I also revisited Le Labo Oud 27. My original review can be found here. I don't think my perception of Oud 27 has changed that much. I perhaps detect more floral notes in the opening, but generally, it still smells very woody. The best thing about Oud 27, in my over-oud-saturated opinion, is that there is still nothing else on the market that smells like it. It isn't your typical oud perfume - you know, the type done by Montale for years or the type that started with YSL M7(as much as I enjoyed it) and is still being replicated in mainstream perfumery (and yes, Creed, I include your Royal Oud in that genre as well). It smells original, complex and inimitably Le Labo.

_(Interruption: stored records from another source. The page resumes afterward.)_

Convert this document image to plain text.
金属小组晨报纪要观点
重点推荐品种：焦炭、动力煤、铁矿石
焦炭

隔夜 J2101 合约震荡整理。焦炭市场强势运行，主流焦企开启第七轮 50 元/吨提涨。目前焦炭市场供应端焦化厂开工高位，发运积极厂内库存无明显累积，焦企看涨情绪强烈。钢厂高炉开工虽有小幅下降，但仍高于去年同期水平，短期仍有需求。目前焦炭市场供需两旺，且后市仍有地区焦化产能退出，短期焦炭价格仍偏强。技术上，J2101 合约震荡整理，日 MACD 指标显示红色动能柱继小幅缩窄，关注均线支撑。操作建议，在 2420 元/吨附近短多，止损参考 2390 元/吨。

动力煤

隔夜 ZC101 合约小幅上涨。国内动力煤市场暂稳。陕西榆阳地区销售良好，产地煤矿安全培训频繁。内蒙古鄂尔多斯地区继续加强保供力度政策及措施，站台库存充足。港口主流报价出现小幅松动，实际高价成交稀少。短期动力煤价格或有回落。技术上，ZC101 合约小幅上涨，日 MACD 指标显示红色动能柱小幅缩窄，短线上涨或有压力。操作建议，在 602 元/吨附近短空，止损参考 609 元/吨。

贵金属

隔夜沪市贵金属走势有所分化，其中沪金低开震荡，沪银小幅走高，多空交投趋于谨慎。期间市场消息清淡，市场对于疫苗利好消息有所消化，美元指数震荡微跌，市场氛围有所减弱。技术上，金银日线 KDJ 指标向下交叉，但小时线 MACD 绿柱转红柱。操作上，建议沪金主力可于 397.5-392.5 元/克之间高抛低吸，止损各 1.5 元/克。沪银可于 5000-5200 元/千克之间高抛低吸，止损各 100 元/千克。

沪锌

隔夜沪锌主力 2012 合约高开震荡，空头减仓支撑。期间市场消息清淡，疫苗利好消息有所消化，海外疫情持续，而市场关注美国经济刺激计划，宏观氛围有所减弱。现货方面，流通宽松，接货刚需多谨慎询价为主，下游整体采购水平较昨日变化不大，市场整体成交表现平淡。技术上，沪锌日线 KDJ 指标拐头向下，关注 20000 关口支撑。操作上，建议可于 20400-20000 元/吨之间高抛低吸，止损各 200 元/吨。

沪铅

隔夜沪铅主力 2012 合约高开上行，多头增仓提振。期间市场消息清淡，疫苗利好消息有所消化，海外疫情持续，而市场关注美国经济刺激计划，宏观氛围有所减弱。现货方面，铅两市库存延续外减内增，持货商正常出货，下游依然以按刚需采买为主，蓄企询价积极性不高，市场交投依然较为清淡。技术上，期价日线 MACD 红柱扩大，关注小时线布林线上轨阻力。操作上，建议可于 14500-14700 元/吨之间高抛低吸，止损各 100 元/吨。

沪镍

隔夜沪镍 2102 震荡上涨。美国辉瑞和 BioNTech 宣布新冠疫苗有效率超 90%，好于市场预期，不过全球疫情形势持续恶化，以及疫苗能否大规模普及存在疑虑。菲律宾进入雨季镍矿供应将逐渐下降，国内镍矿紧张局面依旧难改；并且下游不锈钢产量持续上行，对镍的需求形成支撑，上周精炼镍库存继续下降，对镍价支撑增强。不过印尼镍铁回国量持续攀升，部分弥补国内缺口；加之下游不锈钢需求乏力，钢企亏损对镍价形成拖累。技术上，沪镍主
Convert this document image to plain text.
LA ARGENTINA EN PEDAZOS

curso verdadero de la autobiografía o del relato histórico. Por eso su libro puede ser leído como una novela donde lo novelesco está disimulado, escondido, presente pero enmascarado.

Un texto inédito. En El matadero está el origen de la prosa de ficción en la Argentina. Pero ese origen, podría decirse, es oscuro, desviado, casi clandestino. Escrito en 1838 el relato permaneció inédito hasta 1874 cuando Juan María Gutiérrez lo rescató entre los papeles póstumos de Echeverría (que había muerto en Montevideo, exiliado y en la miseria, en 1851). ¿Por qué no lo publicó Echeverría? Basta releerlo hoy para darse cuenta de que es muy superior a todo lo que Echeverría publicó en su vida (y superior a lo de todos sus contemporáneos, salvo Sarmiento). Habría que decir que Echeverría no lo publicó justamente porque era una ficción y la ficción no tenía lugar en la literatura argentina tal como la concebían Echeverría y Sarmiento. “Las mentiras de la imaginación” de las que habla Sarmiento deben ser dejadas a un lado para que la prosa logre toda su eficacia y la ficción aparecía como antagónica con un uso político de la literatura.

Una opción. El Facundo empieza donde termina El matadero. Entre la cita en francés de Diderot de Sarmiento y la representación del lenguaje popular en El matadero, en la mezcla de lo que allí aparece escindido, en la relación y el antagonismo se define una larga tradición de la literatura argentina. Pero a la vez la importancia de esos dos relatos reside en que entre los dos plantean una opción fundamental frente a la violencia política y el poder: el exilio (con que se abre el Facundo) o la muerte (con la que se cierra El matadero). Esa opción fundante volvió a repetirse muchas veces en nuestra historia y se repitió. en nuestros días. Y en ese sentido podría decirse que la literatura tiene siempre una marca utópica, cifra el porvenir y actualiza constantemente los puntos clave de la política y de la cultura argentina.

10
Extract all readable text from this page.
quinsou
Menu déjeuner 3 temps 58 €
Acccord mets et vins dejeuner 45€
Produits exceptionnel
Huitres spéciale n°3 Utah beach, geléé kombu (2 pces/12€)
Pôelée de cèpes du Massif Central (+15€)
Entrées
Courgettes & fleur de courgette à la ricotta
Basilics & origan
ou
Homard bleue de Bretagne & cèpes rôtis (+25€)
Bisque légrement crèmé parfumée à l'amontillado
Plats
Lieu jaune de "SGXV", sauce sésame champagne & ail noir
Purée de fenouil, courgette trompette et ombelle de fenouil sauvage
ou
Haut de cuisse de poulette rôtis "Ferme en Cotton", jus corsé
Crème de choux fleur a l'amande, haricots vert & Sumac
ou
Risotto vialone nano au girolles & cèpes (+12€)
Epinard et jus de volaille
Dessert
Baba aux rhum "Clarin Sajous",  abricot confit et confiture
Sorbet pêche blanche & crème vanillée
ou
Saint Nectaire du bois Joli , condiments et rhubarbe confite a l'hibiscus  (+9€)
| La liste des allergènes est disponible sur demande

I know time moves on, but I am surprised how seldom I encounter any writing on perfumes like Oud 27 or Cuir D'Iris anymore. Is everyone only writing about the latest releases (I'm generalising, I know) these days, the next big thing?

Monday, 3 September 2012

Happy Labor Day

Happy Labor Day to all my American friends and fumeheads! Hope you all have a good holiday (and see, I even spelled Labor the American way....).

Saturday, 1 September 2012

Saturday scents

The first of September has been a fairly grey and cool day here in Blighty. For some reason I was in a Guerlain mood today, so wore Habit Rouge and L'Instant, both of which I own. I'm not going to review them now; I've written of my love for L'Instant many times before. I'm also glad that I bought that bottle of Habit Rouge on sale a few months ago. It is a classic men's fragrance, the way only Guerlain can do it, in my opinion.

While writing this, I started thinking about whether I tend to wear different fragrances on the weekend than during the week. It is difficult to say really, but I have a suspicion that I tend to be more daring and adventurous during the week, funnily enough. At the weekend I am usually far more relaxed and in a peaceful frame of mind, and perhaps that translates to the scents as well, as I often wear fairly soft and subtle perfumes, or comforting ones.

So over to you - do you think you have a different approach to perfume at the weekend, and if so, how?